Roasted Tomato Pesto
Yield: 4 Half Pints
1 Cup Cherry Tomatoes, Cut in Half Lengthwise
1 Cup Extra Virgin Olive Oil, Divided
½ Teaspoon French Grey Sea Salt
¼ Teaspoon Ground Pink Peppercorns
½ Cup Sliced Almonds, Roasted
1 Cup Chopped Flat Leaf Italian Parsley
1 Tablespoon Mediterranean Kitchen Seasoning
1 Cup Finely Grated Parmigiano-Reggiano
Good chefs are always prepared! They are able to pull something out of the refrigerator or pantry on a moment’s notice to serve when friends stop by. You won’t find them rushing off to the market at the last minute in search of chips and dips, because they always seem to have something delicious they can pull together quickly should a need arise. This pesto is one of those dishes that lends itself to such demands. We especially like to have some of it on hand during the summer – when the tomatoes are fresh from the vine – to serve with bruschetta, and maybe a little goat cheese or ricotta. But we also love to use this pesto as the base for a creamy pesto cream sauce atop rigatoni or penne pasta.
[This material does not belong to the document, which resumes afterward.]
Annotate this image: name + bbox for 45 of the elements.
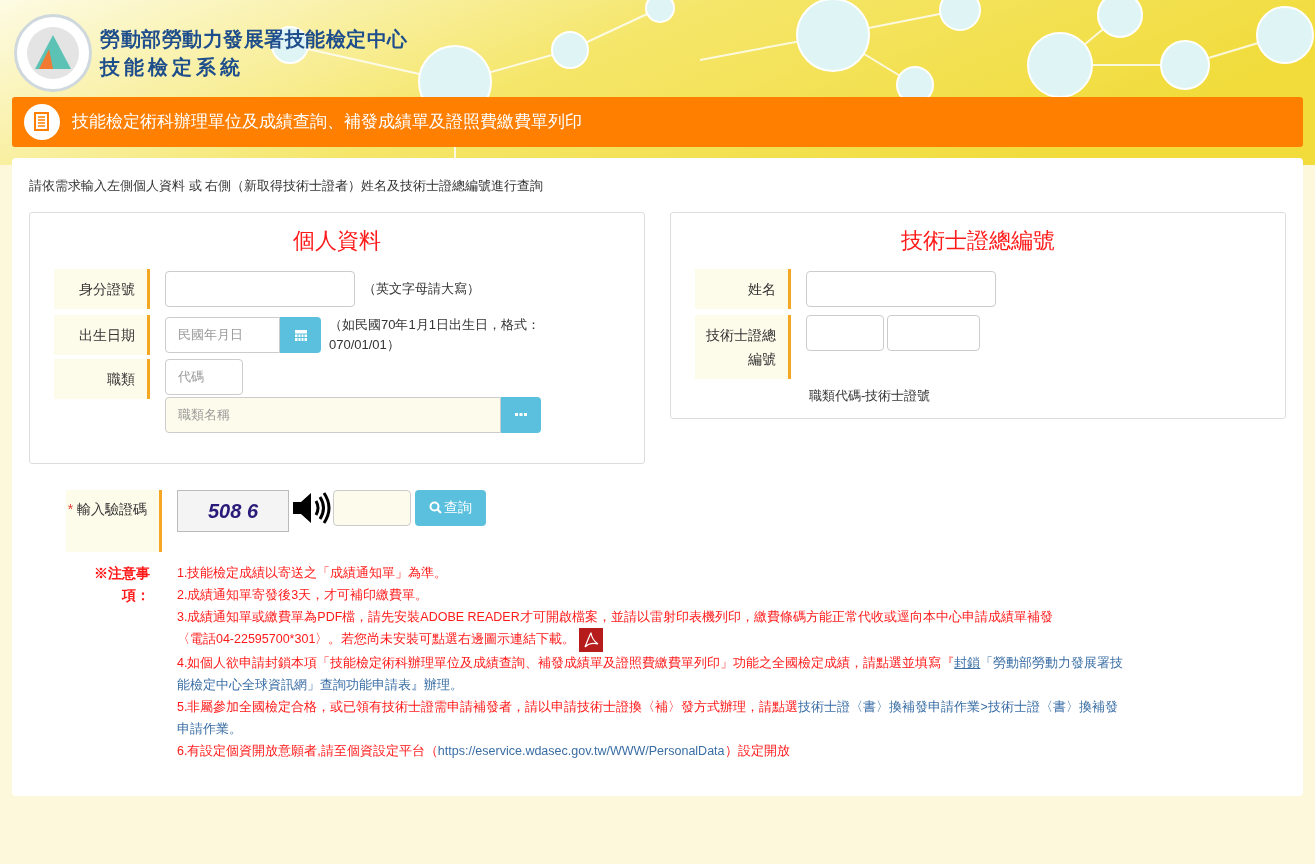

Preheat oven to 375 degrees. Line baking sheet with aluminum foil.
Slice tomatoes in half vertically and place on prepared cookie sheet. Add 2 tablespoons olive oil, salt, and pepper. Toss to combine and place on middle rack in oven. Roast for 25-30 minutes until tomatoes have rendered their juices and begun to brown. Remove from oven and set aside to cool.
Place tomatoes in bowl of food processor. Pulse several times, then add almonds, parsley, seasoning blend, and Parmigiano-Reggiano. Pulse again several times.
Slowly drizzle remaining olive oil into the bowl. Process until desired consistency has been reached. Refrigerate pesto until ready to use.